Aggrappati ad Allegri e al (recente) passato

di Luca Mantovani |

In giorni in cui la sensazione è quella di camminare su un filo di nylon, con la possibilità concreta che la stagione precipiti verso una brutta piega, c’è la necessità quasi spasmodica di confrontarsi con il passato recente. Allegri con le sue partenze a rilento; il Napoli come la Roma 2103/14 delle 10 vinte di fila; lo Sporting come l’Olympiakos e il Lione delle scorse campagne in Champions. Ci siamo già passati, vero; ma dopo le ultime prestazioni, l’impressione è che rifugiarsi nei ricordi rappresenti l’ultima ancora di salvezza.

 

D’altra parte è anche naturale pensare che non possa sempre andarci bene. Dobbiamo convivere con la consapevolezza che questo ciclo vincente prima o poi si chiuderà, e questo ci rende particolarmente sensibili ai segnali negativi. Per rimanere nell’ambito del paragone col passato, ad esempio, la gara di mercoledì può riportare alla memoria un altro match (quello sì di svolta per la nostra stagione), simile non tanto per l’andamento, quanto per il finale: Juventus-Torino, derby di andata di fine ottobre del campionato 2015/16. Sull’ 1-1, al minuto 93, arriva il gol vittoria di Cuadrado su cross (dalla sinistra) del neo-entrato Alex Sandro, fino a quel momento oggetto misterioso del mercato. Da lì partirà la rimonta per il quinto Scudetto consecutivo.

 

Da un brasiliano all’altro, le analogie con l’assist di Douglas Costa per il 2-1 sono evidenti. Ma se ripensiamo a quel match, le buone notizie finiscono qui. Perché in quel caso Alex Sandro entrò al posto di Dybala, un terzino per un attaccante nel finale di una gara da provare a vincere a tutti i costi; una follia, a prima vista. A posteriori, una felice intuizione di Allegri, come sottolineò ad esempio Adani nella telecronaca Sky (o quantomeno un bel colpo di fortuna, volendo lasciare libera interpretazione).

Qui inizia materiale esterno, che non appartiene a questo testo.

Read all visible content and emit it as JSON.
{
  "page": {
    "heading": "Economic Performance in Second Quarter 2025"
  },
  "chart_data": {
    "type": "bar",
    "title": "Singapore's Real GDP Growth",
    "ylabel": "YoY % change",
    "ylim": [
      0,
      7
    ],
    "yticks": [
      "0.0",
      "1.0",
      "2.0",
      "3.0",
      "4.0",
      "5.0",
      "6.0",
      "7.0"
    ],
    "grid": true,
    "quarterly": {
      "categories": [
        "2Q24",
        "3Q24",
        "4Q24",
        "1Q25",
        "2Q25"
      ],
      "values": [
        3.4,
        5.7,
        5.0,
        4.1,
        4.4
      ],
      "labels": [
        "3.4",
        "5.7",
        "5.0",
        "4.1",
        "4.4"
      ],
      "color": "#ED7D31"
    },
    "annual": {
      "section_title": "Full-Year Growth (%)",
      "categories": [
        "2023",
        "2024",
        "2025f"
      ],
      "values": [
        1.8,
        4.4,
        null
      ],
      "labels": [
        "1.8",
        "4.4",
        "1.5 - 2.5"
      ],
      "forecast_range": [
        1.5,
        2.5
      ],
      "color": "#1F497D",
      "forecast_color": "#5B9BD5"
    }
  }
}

Mercoledì, invece, l’ingresso di Douglas Costa è parso più come un’ammissione di colpa, una resa di fronte all’evidenza che uno Sturaro terzino in Europa non abbia cittadinanza. Una mossa semplice, scontata, che avrebbe potuto fare anche il tifoso dal divano di casa; e che anzi alcuni invocavano già alla vigilia.

 

Allegri, insomma, è chiamato a tirar fuori ben altri conigli dal cilindro, se vuole cambiare rotta a questa annata.

Per adesso restiamo ancora in equilibrio sul filo. E se è impossibile fare previsioni in base all’esperienza recente, come quasi sempre nello sport, ora come ora non ci resta che una cosa: sperare che la storia si ripeta.